Bitcoin’s history deserves to be better preserved

Much of Bitcoin’s development has happened in the open in a transparent manner through the mailing list and the bitcoin-dev IRC channel. The third-party website BitcoinStats maintains logs of the bitcoin-dev IRC chats. [1] This resource has proved useful is linked to by other sources such as the Bitcoin wiki.

When reading a blog post about the 2013 Bitcoin fork, I noticed something strange about a discussion on BitcoinStats that was linked from it. Digging around, I found that Wayback Machine version of the logs from BitcoinStats are different; the log had been changed at some point. I was curious if only this conversation was truncated, or if other logs had changed.

After scraping the current version of the BitcoinStats website and scraping the Wayback Machine versions, I found that many pages are different from their Wayback Machine version. For example on the log for January 11, 2016 many entries for the user by the username ‘Lightsword’ are now blank. The number and nature of the errors makes it appear there might be a bug in the backend of the BitcoinStats website, rather than a malicious censure of certain conversations. There may not be a complete history of the IRC channels anywhere, as the Wayback Machine also has holes in its coverage.

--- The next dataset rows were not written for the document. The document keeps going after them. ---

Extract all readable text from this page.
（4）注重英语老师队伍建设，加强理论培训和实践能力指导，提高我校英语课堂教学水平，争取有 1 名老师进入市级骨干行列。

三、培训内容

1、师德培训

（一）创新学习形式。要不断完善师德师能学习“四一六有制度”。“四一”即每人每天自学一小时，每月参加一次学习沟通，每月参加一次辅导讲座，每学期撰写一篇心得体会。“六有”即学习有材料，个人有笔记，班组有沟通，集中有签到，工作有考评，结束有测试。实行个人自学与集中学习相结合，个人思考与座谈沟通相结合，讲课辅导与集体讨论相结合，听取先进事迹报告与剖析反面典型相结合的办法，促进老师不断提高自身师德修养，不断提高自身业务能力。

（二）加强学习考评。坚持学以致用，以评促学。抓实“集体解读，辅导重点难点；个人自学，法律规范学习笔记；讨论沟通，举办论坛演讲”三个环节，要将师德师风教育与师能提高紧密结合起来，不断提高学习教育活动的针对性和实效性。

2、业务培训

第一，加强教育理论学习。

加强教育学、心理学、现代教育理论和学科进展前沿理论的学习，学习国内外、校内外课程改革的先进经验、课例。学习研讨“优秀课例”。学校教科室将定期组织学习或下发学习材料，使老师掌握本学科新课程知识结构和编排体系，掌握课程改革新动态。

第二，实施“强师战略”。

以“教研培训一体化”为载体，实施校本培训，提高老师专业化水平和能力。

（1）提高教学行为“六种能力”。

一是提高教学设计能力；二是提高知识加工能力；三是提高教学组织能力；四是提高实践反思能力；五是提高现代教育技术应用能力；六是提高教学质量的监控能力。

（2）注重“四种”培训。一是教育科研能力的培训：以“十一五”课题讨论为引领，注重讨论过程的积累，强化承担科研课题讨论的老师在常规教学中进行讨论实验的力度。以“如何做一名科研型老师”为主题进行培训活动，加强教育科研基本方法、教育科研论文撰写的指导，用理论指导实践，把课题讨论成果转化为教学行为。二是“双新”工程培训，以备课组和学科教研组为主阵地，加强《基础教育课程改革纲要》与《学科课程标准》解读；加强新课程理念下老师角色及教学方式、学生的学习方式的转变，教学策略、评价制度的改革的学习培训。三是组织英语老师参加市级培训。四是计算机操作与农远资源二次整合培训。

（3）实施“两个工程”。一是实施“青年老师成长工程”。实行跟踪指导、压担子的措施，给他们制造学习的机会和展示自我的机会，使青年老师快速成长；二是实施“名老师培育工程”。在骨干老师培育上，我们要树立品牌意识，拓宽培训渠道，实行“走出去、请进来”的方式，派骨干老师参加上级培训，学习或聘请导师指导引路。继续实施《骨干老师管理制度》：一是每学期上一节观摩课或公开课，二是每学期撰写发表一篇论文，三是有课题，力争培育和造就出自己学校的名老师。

It is unfortunate that artifacts of Bitcoin’s development history are being lost. There is value in knowing how critical decisions were made in frantic hours of the 2013 fork. An important part of learning from history is having access to historical data. Decisions that shape what Bitcoin is today were originally discussed on IRC, and those decisions will continue to shape Bitcoin. Understanding what went right and what went wrong can inform future technology and community design.

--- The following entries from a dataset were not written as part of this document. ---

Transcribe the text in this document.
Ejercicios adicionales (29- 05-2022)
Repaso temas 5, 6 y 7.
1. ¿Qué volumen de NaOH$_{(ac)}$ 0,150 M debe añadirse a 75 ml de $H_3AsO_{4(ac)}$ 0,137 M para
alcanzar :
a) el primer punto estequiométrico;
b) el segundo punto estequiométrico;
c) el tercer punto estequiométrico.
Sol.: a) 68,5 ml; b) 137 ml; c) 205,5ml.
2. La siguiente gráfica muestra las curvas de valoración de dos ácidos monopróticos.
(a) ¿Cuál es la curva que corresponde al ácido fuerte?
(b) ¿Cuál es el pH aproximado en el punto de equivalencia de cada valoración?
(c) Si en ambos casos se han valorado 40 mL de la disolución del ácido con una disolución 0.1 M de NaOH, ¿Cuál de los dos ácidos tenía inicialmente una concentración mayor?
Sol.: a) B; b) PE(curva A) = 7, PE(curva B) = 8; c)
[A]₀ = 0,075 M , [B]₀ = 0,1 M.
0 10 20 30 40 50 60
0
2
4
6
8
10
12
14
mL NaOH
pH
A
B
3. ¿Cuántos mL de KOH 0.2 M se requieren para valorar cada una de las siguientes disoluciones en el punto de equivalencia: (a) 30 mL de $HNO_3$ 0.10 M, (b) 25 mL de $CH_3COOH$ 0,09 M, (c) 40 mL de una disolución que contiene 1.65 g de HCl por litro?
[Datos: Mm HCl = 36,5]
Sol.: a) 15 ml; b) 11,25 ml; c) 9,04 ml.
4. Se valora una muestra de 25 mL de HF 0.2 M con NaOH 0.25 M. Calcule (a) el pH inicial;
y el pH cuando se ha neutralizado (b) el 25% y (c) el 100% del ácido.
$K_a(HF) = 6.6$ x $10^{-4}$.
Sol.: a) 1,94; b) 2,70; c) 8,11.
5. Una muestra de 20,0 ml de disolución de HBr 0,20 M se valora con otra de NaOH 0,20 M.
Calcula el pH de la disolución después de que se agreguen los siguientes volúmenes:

The lesson is that online communities must make deliberate efforts to preserve important digital artifacts. Often this is merely a matter of picking the right technology. If GitHub were to disappear tomorrow, all of Bitcoin’s code history would not be lost thanks to git’s decentralized and distributed nature. All of Bitcoin’s transaction history is likewise famously replicated and resilient to corruption or loss.

Preserving the IRC logs would not be difficult. The community could distribute the logs via BitTorrent, as Wikipedia does with its content. Another option is to use the form the Wayback Machine provides to ensure the archiving of a page (to minimize effort, one could automate the invocation of this functionality). Given how important preserving this data is and how easy it is, it seems worthwhile.

[1] IRC as a whole has a culture of ephemerality, and so Freenode, the server that hosts the bitcoin-dev IRC channel doesn’t provide logs.